Des centaines de personnes massées devant les boutiques Swatch dès l'aube, des interventions policières, des lacrymogènes, des fermetures de magasins en catastrophe — tout ça pour une montre de poche vendue 385€.

La collaboration entre Audemars Piguet et Swatch autour de la collection Royal Pop a déclenché des scènes inédites dans l'histoire récente de l'horlogerie française.

Des files d'attente nocturnes, de la police et des lacrymogènes pour une montre de 385€ — personne ne pouvait ignorer que ça allait déraper

Les faits sont documentés dans toute la presse nationale. À Lille, la situation a dégénéré au point qu'une plainte a été déposée par un client lésé dans la confusion. À Nice et à Cannes, des files d'attente s'étaient formées plus de vingt-quatre heures avant l'ouverture des portes. À Paris et dans d'autres grandes villes, les boutiques ont tiré le rideau en urgence, incapables de gérer les flux humains.
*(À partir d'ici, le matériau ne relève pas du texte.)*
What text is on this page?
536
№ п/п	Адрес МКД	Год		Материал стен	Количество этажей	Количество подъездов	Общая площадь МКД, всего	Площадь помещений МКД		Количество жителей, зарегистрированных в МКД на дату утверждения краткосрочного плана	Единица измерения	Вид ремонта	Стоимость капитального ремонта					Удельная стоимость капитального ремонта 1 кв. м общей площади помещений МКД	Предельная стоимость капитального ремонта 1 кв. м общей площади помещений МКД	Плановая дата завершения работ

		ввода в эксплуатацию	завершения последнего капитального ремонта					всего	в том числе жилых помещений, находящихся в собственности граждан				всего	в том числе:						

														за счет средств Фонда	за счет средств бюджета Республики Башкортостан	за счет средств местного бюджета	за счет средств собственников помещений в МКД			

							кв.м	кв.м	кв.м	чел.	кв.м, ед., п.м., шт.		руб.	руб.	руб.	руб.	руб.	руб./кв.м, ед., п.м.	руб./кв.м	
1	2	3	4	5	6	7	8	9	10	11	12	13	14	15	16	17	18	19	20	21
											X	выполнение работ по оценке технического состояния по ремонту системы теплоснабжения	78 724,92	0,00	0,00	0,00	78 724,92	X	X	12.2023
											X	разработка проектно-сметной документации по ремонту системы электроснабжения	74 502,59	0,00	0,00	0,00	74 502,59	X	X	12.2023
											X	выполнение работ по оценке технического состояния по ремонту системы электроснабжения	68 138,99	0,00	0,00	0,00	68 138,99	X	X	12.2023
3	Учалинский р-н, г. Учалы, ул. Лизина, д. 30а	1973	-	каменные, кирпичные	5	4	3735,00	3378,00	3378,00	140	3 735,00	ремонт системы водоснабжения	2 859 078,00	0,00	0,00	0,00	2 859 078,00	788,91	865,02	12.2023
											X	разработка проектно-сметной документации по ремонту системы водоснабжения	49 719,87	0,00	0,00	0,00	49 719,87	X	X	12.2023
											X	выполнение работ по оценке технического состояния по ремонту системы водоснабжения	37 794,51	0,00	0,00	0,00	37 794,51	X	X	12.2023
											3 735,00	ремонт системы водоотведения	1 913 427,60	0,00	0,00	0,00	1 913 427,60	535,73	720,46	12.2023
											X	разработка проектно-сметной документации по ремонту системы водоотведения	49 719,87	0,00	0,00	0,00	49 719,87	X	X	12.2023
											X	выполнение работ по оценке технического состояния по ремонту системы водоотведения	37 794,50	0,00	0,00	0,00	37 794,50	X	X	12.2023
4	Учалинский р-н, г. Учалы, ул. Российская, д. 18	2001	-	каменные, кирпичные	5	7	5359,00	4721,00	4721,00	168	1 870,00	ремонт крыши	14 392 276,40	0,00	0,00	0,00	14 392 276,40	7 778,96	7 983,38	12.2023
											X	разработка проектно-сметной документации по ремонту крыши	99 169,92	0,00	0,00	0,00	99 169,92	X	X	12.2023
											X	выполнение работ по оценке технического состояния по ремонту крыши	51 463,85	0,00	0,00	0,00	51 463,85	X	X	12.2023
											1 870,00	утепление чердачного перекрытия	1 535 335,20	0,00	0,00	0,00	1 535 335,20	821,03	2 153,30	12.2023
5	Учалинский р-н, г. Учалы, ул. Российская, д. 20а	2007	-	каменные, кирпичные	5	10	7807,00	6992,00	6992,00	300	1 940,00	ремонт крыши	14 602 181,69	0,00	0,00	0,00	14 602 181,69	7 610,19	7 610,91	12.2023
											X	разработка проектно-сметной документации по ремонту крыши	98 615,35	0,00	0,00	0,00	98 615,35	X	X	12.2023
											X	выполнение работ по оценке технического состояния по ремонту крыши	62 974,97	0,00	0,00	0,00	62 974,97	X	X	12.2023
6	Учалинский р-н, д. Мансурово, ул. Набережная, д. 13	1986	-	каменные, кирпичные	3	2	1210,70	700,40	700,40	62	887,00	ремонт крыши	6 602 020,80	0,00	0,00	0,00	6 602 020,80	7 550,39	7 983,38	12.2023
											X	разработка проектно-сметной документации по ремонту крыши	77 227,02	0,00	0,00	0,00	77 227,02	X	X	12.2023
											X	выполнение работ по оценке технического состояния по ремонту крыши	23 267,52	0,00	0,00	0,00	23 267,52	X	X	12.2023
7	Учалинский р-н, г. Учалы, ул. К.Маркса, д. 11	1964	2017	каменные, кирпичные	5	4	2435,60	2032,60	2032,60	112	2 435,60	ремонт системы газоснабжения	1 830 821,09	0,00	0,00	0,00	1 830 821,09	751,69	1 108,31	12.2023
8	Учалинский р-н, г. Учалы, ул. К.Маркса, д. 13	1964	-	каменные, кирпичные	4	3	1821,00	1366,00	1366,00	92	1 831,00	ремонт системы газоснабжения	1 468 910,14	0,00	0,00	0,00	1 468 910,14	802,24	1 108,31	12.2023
Selon Midi Libre, des lacrymogènes ont été utilisés lors de certains rassemblements. La police est intervenue dans plusieurs villes françaises pour tenter de disperser les foules et rétablir un semblant d'ordre devant des boutiques conçues pour accueillir des dizaines de clients, pas des centaines.

Les Echos a résumé la situation d'une formule lapidaire : "le coup marketing tourne à l'émeute".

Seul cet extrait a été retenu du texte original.